Lors de la crise de Cuba de 1962, sur le théâtre Atlantique, le jeu ne se faisait qu’entre deux acteurs étatiques, qui de surcroît ne voulaient pas se faire la guerre : l’Amérique de Kennedy et l’URSS de Khrouchtchev. Malgré cela, l’humanité est passée à deux doigts de l’apocalypse nucléaire. Heureusement qu’il y eut, à cette époque, sur le sol des États-Unis, des hommes, américains et russes, diplomates de métier ou improvisés, prêts à faire de la diplomatie secrète.
Les deux grands eurent rétrospectivement tellement peur qu’ils décidèrent ensuite d’instituer, entre la Maison-Blanche et le Kremlin, une ligne de communication directe (le fameux téléphone rouge). Il est indispensable que les Occidentaux aillent s’enquérir de ce que recherchent réellement les Iraniens, en discutant avec eux. L’accord de 2015 impulsé par Obama et négocié par Kerry était un bijou de diplomatie.

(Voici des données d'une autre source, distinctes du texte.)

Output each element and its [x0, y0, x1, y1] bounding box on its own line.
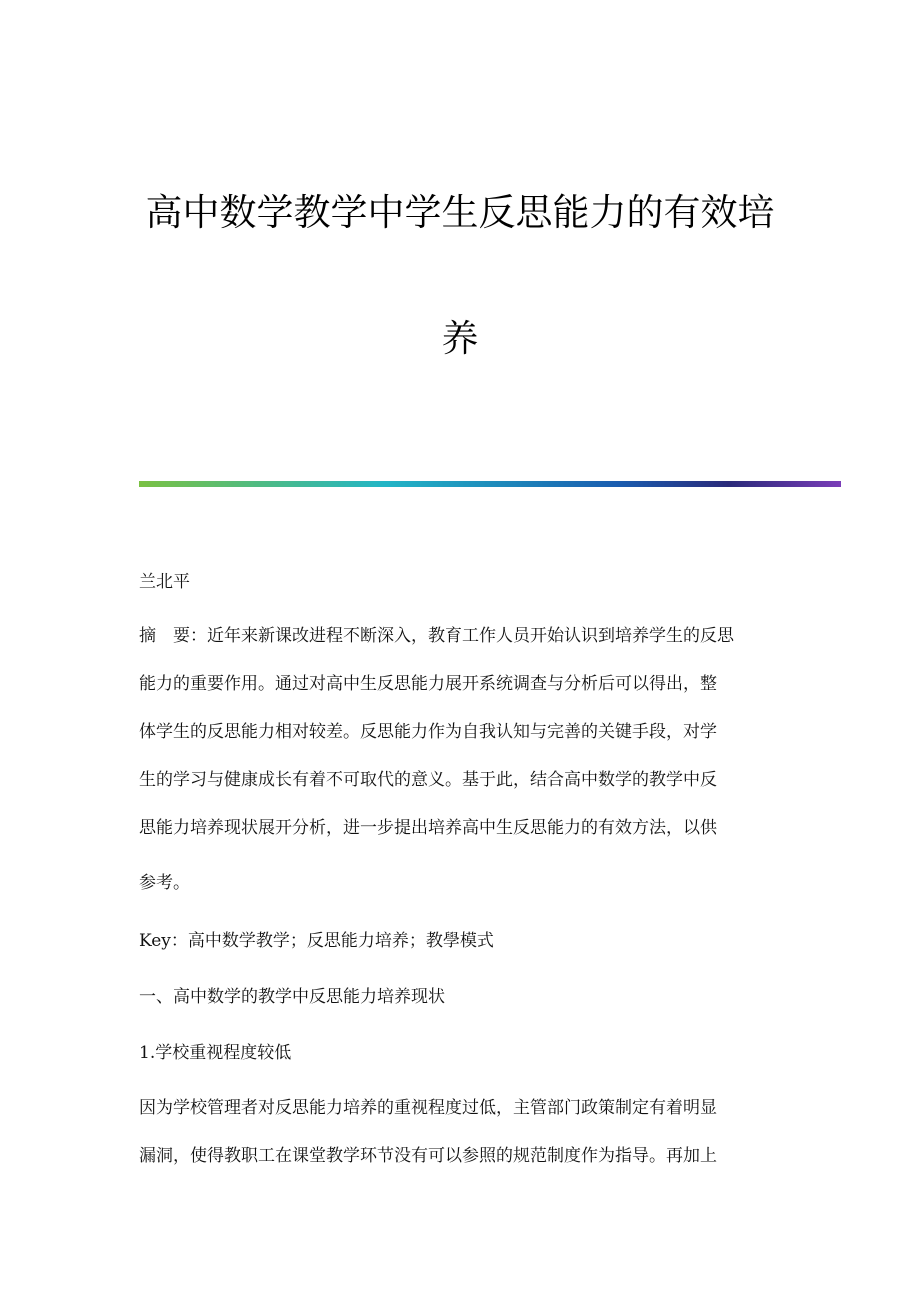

Les Iraniens renonçaient à l’arme nucléaire et se soumettaient aux contrôles internationaux inopinés ; en échange, ils obtenaient la levée progressive des sanctions, ce qui leur permettait de redevenir une grande puissance commerciale.

Il devient urgent de bâtir une architecture de sécurité solide au Moyen-Orient, qui résolve une fois pour toutes la question palestinienne, et qui mette fin à l’ingérence iranienne chez ses voisins. Le fait que nous n’apprécions pas le caractère théocratique du régime des ayatollahs, ne devrait pas nous empêcher de parler avec les Iraniens. Dialoguer ne signifie pas se courber. Souvenons-nous qu’en géopolitique la valeur suprême ce n’est pas la démocratie, c’est la paix.